Ranata turned her head and regarded him intently. “If I did not know you so well through my intimacy with Alexandra,” she said, “I should find it difficult to believe that patriotism with you was a consuming passion. You have so much carelessness, boyishness, in your manner—and—you are so practical!”
“If I tore about like a raging bull I might accomplish notoriety, but I certainly should accomplish nothing else. And the secret of the failure of the ‘reformers’ of the United States is that they have the ideals and the political bosses have the sense.”
She asked irresistibly, “If it ever came to a choice between your country and a woman, what would be the result?”
“No such question will ever arise.”
“No?”
“Certainly not. Do you think so meanly of my resources as that?”
“But circumstances are sometimes stronger than men.”
“Some men.”
Ranata had let her arm drop to her side; her hand was not an inch from Fessenden’s. Both were acutely aware of the magnetic temptation of that nearness; for a second all their being seemed to have surged into their finger-tips. Fessenden’s curved rigidly inward. His brain was still in control, and he was accustomed to play a careful and far-seeing game. Her hand fluttered towards his; then she swung about abruptly.

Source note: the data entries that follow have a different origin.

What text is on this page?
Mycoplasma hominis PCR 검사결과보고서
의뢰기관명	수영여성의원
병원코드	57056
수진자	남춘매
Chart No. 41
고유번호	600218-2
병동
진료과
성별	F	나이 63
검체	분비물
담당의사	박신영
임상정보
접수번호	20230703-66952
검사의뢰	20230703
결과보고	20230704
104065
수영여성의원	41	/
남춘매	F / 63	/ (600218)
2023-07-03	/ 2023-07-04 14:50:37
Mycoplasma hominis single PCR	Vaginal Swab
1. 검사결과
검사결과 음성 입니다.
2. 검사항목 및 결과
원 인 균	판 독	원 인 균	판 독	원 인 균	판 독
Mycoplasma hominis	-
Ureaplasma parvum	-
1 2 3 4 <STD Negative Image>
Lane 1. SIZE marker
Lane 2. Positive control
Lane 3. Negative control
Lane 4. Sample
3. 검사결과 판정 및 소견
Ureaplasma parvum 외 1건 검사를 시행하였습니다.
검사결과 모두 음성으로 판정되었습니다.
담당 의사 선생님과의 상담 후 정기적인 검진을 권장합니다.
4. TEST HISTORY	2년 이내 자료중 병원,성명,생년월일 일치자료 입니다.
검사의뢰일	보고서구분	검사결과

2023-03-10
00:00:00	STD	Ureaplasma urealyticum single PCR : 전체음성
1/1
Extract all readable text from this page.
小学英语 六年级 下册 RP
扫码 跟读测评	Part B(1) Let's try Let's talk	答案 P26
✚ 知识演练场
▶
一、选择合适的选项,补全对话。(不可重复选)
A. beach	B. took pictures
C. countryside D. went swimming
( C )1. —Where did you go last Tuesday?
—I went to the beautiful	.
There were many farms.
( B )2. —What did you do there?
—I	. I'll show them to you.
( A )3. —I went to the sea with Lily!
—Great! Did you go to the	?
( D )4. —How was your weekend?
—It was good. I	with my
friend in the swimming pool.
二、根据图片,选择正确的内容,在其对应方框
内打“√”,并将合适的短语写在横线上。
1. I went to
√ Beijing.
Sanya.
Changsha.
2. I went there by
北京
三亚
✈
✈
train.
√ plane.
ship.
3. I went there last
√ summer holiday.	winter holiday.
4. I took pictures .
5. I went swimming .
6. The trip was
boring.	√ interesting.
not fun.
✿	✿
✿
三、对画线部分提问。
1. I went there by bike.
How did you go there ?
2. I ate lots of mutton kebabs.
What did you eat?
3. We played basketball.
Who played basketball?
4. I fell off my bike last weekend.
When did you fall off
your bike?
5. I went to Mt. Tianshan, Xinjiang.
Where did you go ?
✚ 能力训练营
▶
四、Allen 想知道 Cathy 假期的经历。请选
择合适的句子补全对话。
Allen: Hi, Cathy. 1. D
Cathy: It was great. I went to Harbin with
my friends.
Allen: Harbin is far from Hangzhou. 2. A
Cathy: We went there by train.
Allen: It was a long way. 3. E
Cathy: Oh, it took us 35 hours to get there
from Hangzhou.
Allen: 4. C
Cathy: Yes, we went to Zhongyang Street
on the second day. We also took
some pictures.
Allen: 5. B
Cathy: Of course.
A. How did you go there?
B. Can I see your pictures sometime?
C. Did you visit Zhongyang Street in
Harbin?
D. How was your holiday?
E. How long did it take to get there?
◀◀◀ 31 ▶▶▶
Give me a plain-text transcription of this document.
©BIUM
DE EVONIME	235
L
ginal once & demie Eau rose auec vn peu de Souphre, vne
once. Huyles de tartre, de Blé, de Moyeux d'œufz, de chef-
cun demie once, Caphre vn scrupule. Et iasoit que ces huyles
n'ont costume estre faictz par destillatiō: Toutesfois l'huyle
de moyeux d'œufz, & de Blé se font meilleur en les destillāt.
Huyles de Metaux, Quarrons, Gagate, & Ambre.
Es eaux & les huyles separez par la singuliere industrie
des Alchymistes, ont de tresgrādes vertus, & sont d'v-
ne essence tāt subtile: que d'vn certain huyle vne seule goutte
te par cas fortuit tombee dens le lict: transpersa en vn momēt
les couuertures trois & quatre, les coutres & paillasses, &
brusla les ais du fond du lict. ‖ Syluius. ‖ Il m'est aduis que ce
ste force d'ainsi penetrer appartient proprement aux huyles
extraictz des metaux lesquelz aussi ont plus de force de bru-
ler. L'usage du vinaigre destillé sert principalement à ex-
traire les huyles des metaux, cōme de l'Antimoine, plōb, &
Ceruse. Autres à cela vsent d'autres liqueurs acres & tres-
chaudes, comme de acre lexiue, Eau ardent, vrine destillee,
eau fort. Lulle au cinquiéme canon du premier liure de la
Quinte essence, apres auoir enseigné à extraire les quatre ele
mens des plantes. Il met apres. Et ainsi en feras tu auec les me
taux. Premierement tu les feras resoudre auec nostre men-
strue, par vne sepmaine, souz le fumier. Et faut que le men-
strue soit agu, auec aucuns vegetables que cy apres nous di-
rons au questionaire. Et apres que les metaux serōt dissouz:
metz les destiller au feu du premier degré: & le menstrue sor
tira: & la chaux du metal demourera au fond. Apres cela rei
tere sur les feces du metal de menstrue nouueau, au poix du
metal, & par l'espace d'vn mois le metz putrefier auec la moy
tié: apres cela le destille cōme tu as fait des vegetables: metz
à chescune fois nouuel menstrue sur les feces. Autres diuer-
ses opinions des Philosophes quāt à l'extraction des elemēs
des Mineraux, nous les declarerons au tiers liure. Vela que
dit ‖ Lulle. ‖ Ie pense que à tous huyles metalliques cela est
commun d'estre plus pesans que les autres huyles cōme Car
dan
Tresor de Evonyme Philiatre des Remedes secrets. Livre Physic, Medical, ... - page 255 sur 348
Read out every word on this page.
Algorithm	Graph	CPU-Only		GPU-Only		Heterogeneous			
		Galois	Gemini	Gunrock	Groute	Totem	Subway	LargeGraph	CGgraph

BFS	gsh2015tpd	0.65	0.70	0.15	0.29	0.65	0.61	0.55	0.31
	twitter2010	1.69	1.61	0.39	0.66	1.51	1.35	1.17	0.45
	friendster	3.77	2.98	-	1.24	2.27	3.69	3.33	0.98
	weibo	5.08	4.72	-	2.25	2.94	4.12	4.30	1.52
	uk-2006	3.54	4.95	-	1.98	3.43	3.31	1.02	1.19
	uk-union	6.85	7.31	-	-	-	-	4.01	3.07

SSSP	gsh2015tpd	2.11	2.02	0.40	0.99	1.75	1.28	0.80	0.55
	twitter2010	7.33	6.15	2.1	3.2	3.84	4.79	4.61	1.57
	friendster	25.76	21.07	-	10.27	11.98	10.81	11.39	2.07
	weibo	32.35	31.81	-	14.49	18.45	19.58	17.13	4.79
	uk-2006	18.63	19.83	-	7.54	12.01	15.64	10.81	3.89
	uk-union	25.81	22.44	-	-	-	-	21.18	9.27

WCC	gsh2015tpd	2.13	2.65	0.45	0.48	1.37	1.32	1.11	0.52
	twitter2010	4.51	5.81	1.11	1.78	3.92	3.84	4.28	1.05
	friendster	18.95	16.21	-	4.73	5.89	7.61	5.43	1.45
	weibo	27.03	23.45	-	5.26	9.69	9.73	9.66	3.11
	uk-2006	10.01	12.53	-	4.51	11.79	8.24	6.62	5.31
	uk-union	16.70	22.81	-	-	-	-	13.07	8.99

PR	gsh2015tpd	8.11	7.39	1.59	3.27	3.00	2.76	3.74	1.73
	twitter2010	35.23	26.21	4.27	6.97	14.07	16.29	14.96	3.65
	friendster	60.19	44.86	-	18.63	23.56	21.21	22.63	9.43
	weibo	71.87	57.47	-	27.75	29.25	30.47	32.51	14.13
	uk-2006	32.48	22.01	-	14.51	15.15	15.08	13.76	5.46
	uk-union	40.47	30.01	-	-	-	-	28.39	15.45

“Why don’t you sit in your rocking-chair?” she asked with a nervous laugh. “I must turn you out directly; it is nearly time to dress.”
Fessenden marched to the chair, and rocked himself for twenty minutes with every appearance of content. Alexandra came in from the next room, and they talked of the ball of the following night and of other impersonal things. The peasants had come and were housed, and a remarkable band of gypsies had been found in Transylvania. Fessenden, who was dining in Pest, rose regretfully at seven.
He smiled down upon Ranata and shook her handslightly. “Can I come up here again?” he asked. “I like it much better than any other part of the palace.”
“Perhaps,” said Ranata, smiling, but angry at the quick response within her to the warm and personal attitude of the lordly male. “You have had your own way too much. I think you need disciplining.”
Alexandra was retiring through the outer room. Fessenden raised the hand he held and pressed his lips to it twice quickly. “I am humblest of your slaves,” he said unsteadily.
“No you are not!” replied Ranata almost as unsteadily. “And I wish you would go. I have never been late for dinner in my life.”
When she was alone she turned her eyes to the rocking-chair; then, after a manifest effort in another direction, she moved slowly towards it, regarded it impatiently, tenderly, then sank slowly into its embrace and dropped her head against the cushion.